Ekonomi zaten kötü giderken, siyaseti daha da karıştıracak olumsuz bir adım atılmış oldu.

Peki dışarıda işler çok mu iyi gidiyor? En çok yoğunlaştığımız konu olan Suriye’deki durum iyice tatsız. Güya ABD ile bir anlaşma yolundayız. Bunu diplomatik başarı saymak çok güç. ABD sınırın iki tarafına da yerleşip, kendi aklınca Fırat’ın Doğusundaki oluşumu bize karşı, bizi de onlara karşı savunacak.

Biz biraz ABD ile yakınlaştık ya, Ruslar hemen rahatsız oldular. Tepkiyi İdlib’de veriyorlar. Lavrov’un tehdit kokan açıklamalarıyla Türk Konvoyuna saldırı eş zamanlı. Şehitlerimizin hesabını kimden soracağız, Esad’dan mı, aziz dostumuz Putin’den mi?

ABD ile Rusya bizi çekiştirip duruyorlar, ama biribirinin ayağına pek basmıyorlar.
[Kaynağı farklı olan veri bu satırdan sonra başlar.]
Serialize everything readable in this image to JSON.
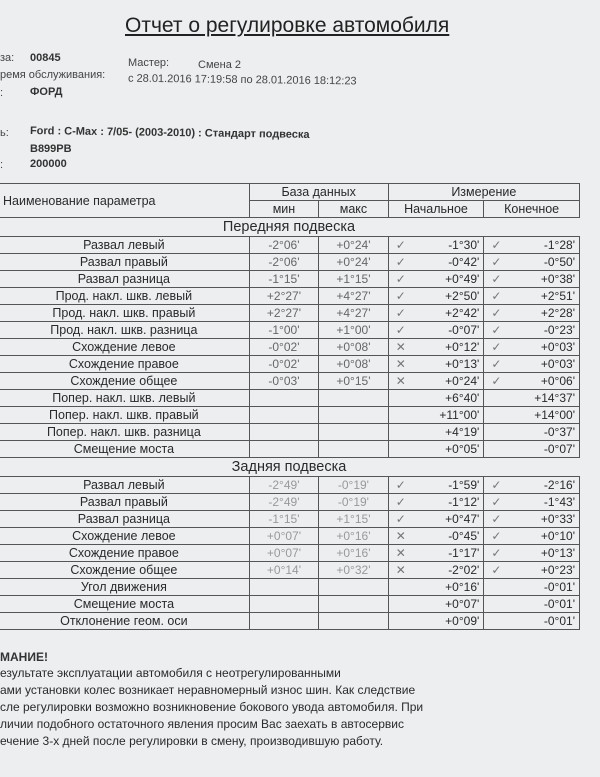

Belli ki, Suriye konusunda bir anlaşma zemini arıyor, ama henüz bulamıyorlar.

Ya mülteci işi? Kontrolsuz ve bence uluslararası kurallara uymayan bir mülteci politikası yüzünden Türkiye’de ciddi sosyal sorunlar doğuyor. (Fransız televizyonunda gördüm. 21 yaşında bir  Suriyeli kadın İstanbul’da dördüncü çocuğuna hamileydi. Eşi sınırdışı edilecekmiş.) Suriyelilerin zorla geri gönderilmesi ise şimdiden Batı kamuoyunda eleştiriliyor. Mülteci yükünü bizimle paylaşmadılar, sırtımızı sıvazlamakla kaldılar, ama şimdi ‘mültecileri neden korumuyor da geri gönderiyorsunuz?’ diye eleştirmeye hazırlar.  Bu oyunu bilerek oynamak gerekiyordu.

En azından şunu bilelim. Esad, Suriye’deki sünni nüfus ne kadar azalırsa o kadar memnun olur. Onun için Türkiye’ye gidenlerin geri dönmesine yeşil ışık yakmaya fazla istekli değildir.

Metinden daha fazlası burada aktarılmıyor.